As previously mentioned I'm starting to see parallels between alarmism about terrorism and alarmism about climate change. For instance, consider the following quote from John Mueller's book Overblown (pp. 143-144):

Current policy puts primary focus on preventing terrorism from happening and on protecting potential terrorist targets, a hopelessly ambitious approach that has led to wasteful expenditures, an often bizarre quest to identify potential targets, endless hand-wringing and political posturing, and opportunistic looting of the treasury by elements of the terrorism industry. By distinct contrast, the policy I propose stresses three issues. First, the country can readily absorb just about anything the terrorists can dish out, and policy should mostly focus on some limited preventive and protective measures, particularly those that might make the development of nuclear weapons more difficult, and on policing endeavors, particularly ones coordinated with governments overseas, where such measures have shown some success. Second, to minimize the damage terrorism can do, there should be efforts to reduce or limit the erratic and foolish fears it characteristically inspires, insofar as this is possible. And third, policymakers should seek to control their political instincts to overreact when provoked by acts of terrorism – something that, contrary to conventional thought, may be, however unnatural, entirely possible politically.

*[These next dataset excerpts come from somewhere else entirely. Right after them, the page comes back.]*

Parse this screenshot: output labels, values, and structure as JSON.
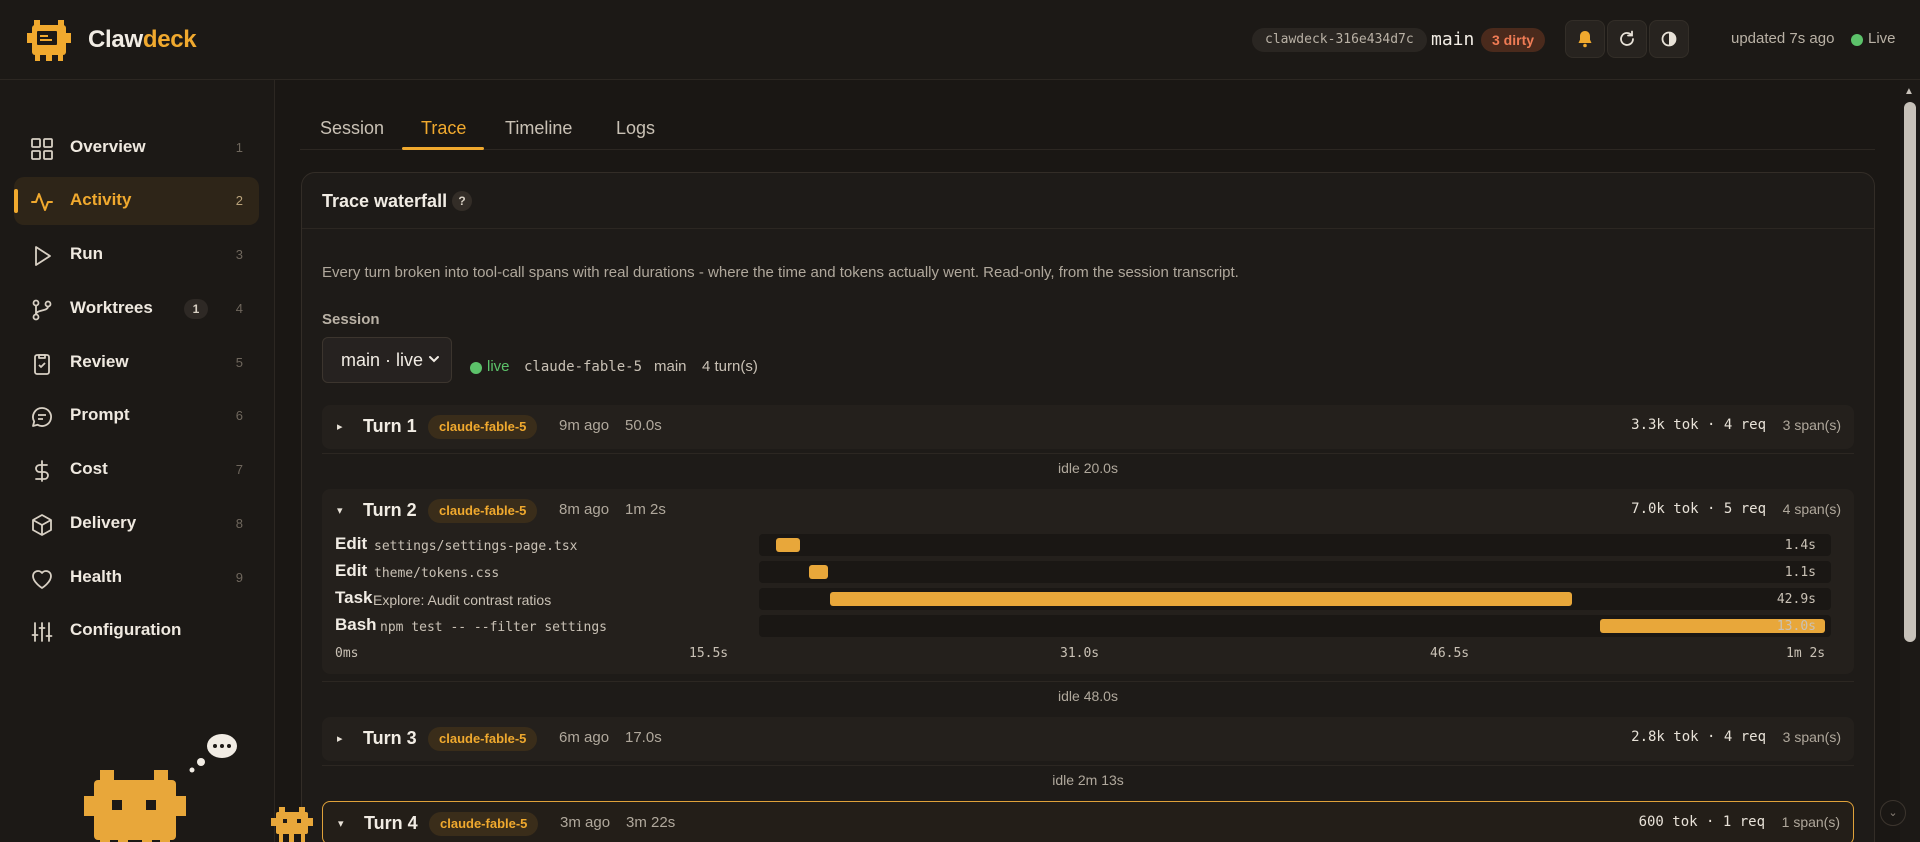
{
  "app": {
    "name_part1": "Claw",
    "name_part2": "deck",
    "brand_color": "#f0a92e"
  },
  "topbar": {
    "repo_chip": "clawdeck-316e434d7c",
    "branch": "main",
    "dirty_chip": "3 dirty",
    "updated": "updated 7s ago",
    "live": "Live",
    "icons": [
      "bell-icon",
      "refresh-icon",
      "contrast-icon"
    ]
  },
  "sidebar": {
    "items": [
      {
        "label": "Overview",
        "key": "1",
        "icon": "grid-icon"
      },
      {
        "label": "Activity",
        "key": "2",
        "icon": "pulse-icon",
        "active": true
      },
      {
        "label": "Run",
        "key": "3",
        "icon": "play-icon"
      },
      {
        "label": "Worktrees",
        "key": "4",
        "count": "1",
        "icon": "git-branch-icon"
      },
      {
        "label": "Review",
        "key": "5",
        "icon": "clipboard-check-icon"
      },
      {
        "label": "Prompt",
        "key": "6",
        "icon": "chat-bubble-icon"
      },
      {
        "label": "Cost",
        "key": "7",
        "icon": "dollar-icon"
      },
      {
        "label": "Delivery",
        "key": "8",
        "icon": "box-icon"
      },
      {
        "label": "Health",
        "key": "9",
        "icon": "heart-icon"
      },
      {
        "label": "Configuration",
        "key": "",
        "icon": "sliders-icon"
      }
    ]
  },
  "tabs": [
    {
      "label": "Session"
    },
    {
      "label": "Trace",
      "active": true
    },
    {
      "label": "Timeline"
    },
    {
      "label": "Logs"
    }
  ],
  "trace": {
    "title": "Trace waterfall",
    "help": "?",
    "description": "Every turn broken into tool-call spans with real durations - where the time and tokens actually went. Read-only, from the session transcript.",
    "session_label": "Session",
    "session_value": "main · live",
    "live": "live",
    "model": "claude-fable-5",
    "branch": "main",
    "turn_count": "4 turn(s)"
  },
  "turns": [
    {
      "title": "Turn 1",
      "model": "claude-fable-5",
      "ago": "9m ago",
      "duration": "50.0s",
      "stats": "3.3k tok · 4 req",
      "spans": "3 span(s)",
      "caret": "▸"
    },
    {
      "title": "Turn 2",
      "model": "claude-fable-5",
      "ago": "8m ago",
      "duration": "1m 2s",
      "stats": "7.0k tok · 5 req",
      "spans": "4 span(s)",
      "caret": "▾",
      "expanded": true
    },
    {
      "title": "Turn 3",
      "model": "claude-fable-5",
      "ago": "6m ago",
      "duration": "17.0s",
      "stats": "2.8k tok · 4 req",
      "spans": "3 span(s)",
      "caret": "▸"
    },
    {
      "title": "Turn 4",
      "model": "claude-fable-5",
      "ago": "3m ago",
      "duration": "3m 22s",
      "stats": "600 tok · 1 req",
      "spans": "1 span(s)",
      "caret": "▾",
      "selected": true
    }
  ],
  "idles": [
    "idle 20.0s",
    "idle 48.0s",
    "idle 2m 13s"
  ],
  "waterfall": {
    "total_seconds": 62,
    "spans": [
      {
        "tool": "Edit",
        "arg": "settings/settings-page.tsx",
        "arg_mono": true,
        "start_s": 1.0,
        "duration_s": 1.4,
        "label": "1.4s"
      },
      {
        "tool": "Edit",
        "arg": "theme/tokens.css",
        "arg_mono": true,
        "start_s": 2.9,
        "duration_s": 1.1,
        "label": "1.1s"
      },
      {
        "tool": "Task",
        "arg": "Explore: Audit contrast ratios",
        "arg_mono": false,
        "start_s": 4.1,
        "duration_s": 42.9,
        "label": "42.9s"
      },
      {
        "tool": "Bash",
        "arg": "npm test -- --filter settings",
        "arg_mono": true,
        "start_s": 49.0,
        "duration_s": 13.0,
        "label": "13.0s"
      }
    ],
    "axis": [
      "0ms",
      "15.5s",
      "31.0s",
      "46.5s",
      "1m 2s"
    ]
  }
}
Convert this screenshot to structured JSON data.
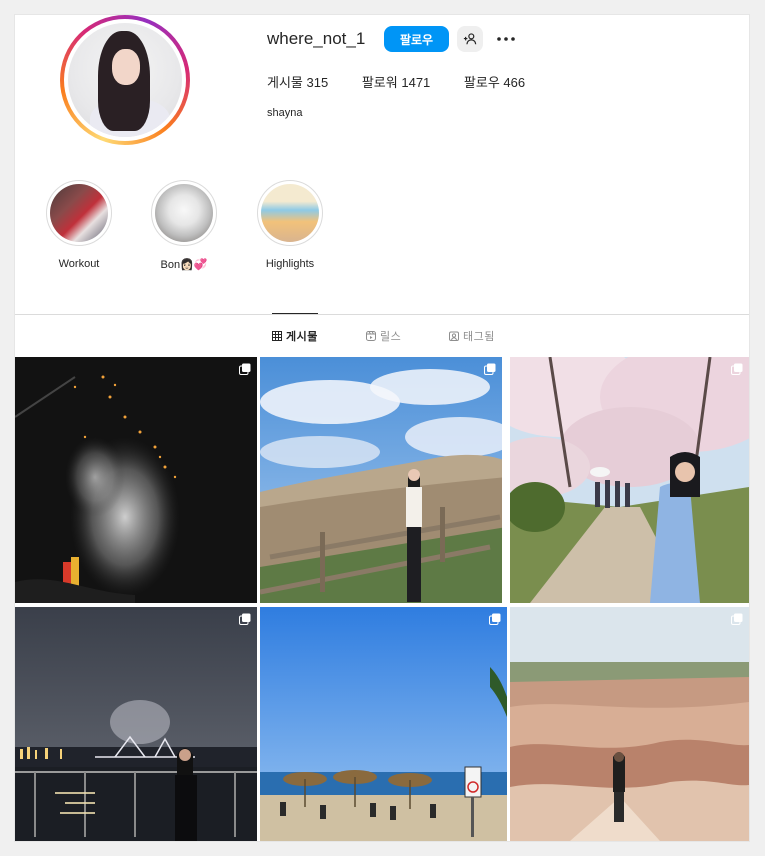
{
  "profile": {
    "username": "where_not_1",
    "follow_label": "팔로우",
    "full_name": "shayna",
    "stats": [
      {
        "label": "게시물",
        "value": "315"
      },
      {
        "label": "팔로워",
        "value": "1471"
      },
      {
        "label": "팔로우",
        "value": "466"
      }
    ]
  },
  "highlights": [
    {
      "label": "Workout"
    },
    {
      "label": "Bon👩🏻💞"
    },
    {
      "label": "Highlights"
    }
  ],
  "tabs": [
    {
      "label": "게시물",
      "icon": "grid-icon",
      "active": true
    },
    {
      "label": "릴스",
      "icon": "reels-icon",
      "active": false
    },
    {
      "label": "태그됨",
      "icon": "tagged-icon",
      "active": false
    }
  ],
  "posts": [
    {
      "scene": "night-fireworks",
      "multi": true
    },
    {
      "scene": "silver-grass-field",
      "multi": true
    },
    {
      "scene": "cherry-blossom-path",
      "multi": true
    },
    {
      "scene": "night-bay-bridge",
      "multi": true
    },
    {
      "scene": "beach-parasols",
      "multi": true
    },
    {
      "scene": "desert-canyon",
      "multi": true
    }
  ],
  "colors": {
    "accent": "#0095f6",
    "text": "#262626",
    "muted": "#8e8e8e",
    "border": "#dbdbdb"
  }
}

I'm starting to see that as eminently reasonable, and Americans could do with a large dose of such reasonableness. I'm sure those to the left of center would applaud (after all, they're the reality-based community, right?). But let's substitute "climate change" for "terrorism" and see what we find...

Current policy puts primary focus on preventing climate change from happening and on protecting potential environmental targets, a hopelessly ambitious approach that has led to wasteful expenditures, an often bizarre quest to identify potential targets, endless hand-wringing and political posturing, and opportunistic looting of the treasury by elements of the environmentalism industry. By distinct contrast, the policy I propose stresses three issues. First, the country can readily absorb just about anything climate change can dish out, and policy should mostly focus on some limited preventive and protective measures ... and on policing endeavors.... Second, to minimize the damage climate change can do, there should be efforts to reduce or limit the erratic and foolish fears it characteristically inspires, insofar as this is possible. And third, policymakers should seek to control their political instincts to overreact when provoked by reports of climate change – something that, contrary to conventional thought, may be, however unnatural, entirely possible politically.

Now the conservatives are happy and the liberals are not.

But what if they're both wrong about their particular brands of alarmism and both right about their particular brands of complacency?